Don’t worry we’re not here to sell you something but we want to guide you in looking for an income source that could work for you.

Millennials to Gen Z have been exposed to the hustle culture of today and it seems it’s the new norm for some to have a full-time job in the morning (at the same time trading stocks) or some work part-time in the evening. While others are doing online selling as a side hustle to earn extra.

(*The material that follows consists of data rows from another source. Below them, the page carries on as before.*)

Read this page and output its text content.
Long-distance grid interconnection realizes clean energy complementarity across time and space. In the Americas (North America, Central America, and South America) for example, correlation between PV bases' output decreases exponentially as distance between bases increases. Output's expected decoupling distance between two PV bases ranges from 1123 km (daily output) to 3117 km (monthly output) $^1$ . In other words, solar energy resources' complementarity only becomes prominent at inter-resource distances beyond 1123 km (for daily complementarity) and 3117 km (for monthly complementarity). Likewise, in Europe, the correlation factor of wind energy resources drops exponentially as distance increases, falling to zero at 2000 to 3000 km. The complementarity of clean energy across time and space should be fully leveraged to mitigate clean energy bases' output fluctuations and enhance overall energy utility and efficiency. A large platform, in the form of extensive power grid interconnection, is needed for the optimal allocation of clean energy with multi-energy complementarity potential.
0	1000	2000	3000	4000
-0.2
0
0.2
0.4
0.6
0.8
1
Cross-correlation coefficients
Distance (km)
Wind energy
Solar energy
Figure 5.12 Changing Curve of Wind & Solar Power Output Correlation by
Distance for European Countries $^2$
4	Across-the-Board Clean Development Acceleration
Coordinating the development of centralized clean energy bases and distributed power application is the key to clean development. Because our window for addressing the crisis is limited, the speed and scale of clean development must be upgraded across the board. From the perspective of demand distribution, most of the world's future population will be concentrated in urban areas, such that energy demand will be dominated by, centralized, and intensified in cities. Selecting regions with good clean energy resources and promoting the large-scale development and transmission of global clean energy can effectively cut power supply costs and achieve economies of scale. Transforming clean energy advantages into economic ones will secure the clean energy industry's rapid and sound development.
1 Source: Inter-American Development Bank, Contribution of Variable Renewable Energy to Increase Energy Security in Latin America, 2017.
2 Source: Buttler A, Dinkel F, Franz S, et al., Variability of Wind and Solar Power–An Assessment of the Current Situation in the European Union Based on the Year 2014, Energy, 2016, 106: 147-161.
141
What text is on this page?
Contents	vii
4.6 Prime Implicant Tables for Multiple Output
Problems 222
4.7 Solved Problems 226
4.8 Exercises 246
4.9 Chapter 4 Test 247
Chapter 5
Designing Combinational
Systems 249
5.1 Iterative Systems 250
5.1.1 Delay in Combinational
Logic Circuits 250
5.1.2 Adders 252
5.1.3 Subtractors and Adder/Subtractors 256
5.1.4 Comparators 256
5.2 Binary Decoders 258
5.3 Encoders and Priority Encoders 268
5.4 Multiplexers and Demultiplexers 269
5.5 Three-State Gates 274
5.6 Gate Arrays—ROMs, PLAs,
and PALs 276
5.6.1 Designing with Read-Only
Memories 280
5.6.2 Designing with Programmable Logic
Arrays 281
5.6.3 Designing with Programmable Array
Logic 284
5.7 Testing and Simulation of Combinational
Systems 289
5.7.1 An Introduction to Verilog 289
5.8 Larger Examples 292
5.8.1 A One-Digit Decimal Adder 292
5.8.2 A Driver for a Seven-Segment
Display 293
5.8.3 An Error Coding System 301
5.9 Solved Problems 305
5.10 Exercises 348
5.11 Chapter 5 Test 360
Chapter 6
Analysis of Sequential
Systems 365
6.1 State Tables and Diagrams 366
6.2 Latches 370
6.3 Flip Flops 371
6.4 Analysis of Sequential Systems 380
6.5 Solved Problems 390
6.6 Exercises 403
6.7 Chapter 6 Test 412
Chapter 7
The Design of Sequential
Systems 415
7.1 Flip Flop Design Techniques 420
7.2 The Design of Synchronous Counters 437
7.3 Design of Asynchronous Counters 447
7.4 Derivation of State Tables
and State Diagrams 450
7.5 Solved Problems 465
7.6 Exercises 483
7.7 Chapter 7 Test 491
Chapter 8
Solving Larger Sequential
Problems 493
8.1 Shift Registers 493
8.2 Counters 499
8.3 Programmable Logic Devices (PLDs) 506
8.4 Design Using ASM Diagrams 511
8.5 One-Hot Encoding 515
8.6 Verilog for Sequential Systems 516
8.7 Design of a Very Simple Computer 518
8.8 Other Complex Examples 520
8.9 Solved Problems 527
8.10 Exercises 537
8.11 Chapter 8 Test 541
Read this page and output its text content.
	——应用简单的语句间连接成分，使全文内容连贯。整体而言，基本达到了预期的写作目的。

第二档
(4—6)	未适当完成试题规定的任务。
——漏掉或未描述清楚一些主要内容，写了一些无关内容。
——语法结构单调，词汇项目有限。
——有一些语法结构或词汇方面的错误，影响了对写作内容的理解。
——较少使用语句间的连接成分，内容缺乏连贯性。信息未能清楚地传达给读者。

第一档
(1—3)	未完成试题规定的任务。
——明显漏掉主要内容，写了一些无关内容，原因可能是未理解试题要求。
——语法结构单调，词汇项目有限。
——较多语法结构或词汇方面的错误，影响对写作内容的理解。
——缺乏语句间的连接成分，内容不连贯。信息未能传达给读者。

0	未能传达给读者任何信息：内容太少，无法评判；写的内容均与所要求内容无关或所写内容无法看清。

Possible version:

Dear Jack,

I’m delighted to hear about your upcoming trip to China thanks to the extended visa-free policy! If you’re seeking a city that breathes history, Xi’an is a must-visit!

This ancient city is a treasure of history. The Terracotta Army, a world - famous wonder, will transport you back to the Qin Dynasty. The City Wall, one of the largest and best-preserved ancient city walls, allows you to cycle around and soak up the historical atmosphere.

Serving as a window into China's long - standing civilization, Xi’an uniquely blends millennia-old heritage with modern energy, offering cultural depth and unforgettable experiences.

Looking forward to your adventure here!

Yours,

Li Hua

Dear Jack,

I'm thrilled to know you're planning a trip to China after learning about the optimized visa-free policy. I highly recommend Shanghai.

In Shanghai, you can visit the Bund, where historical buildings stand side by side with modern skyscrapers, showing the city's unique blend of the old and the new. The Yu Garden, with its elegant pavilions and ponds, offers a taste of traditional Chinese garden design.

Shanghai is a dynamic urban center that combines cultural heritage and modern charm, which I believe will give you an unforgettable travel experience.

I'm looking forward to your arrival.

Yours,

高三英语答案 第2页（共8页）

We now live in an age where one income cannot suffice our needs alone and if you have a family that relies on you for their survival more likely you need to have a higher income. We compiled 5 common income streams in the Philippines.

1. Earned Income

Usually the main source of income for most people in the country. This is what you earn from working a job whether it is a full-time or part-time job.

2. Profit Income

If you engage in buying and selling products you get what is called profit income. The best example of this is online selling on platforms like Facebook, Instagram, Shopee, and Lazada.

3. Interest Income

This income comes from lending out your money at interest. It could be placing your money in bonds for years or if you like to take risks and you have trusty friends you can lend your money to them at an interest rate.

4. Capital Gains Income

If you have bought land 5 years ago, chances are the land value has increased by now and it is what is called capital gains income. It could also be in stocks but it is more volatile depending on the turns of the market.

5. Dividend Income

In the stock market, if you have a stock of Company A, they give annual dividends to their shareholders but it will be based depending on the number of shares you own and this income is called dividend income.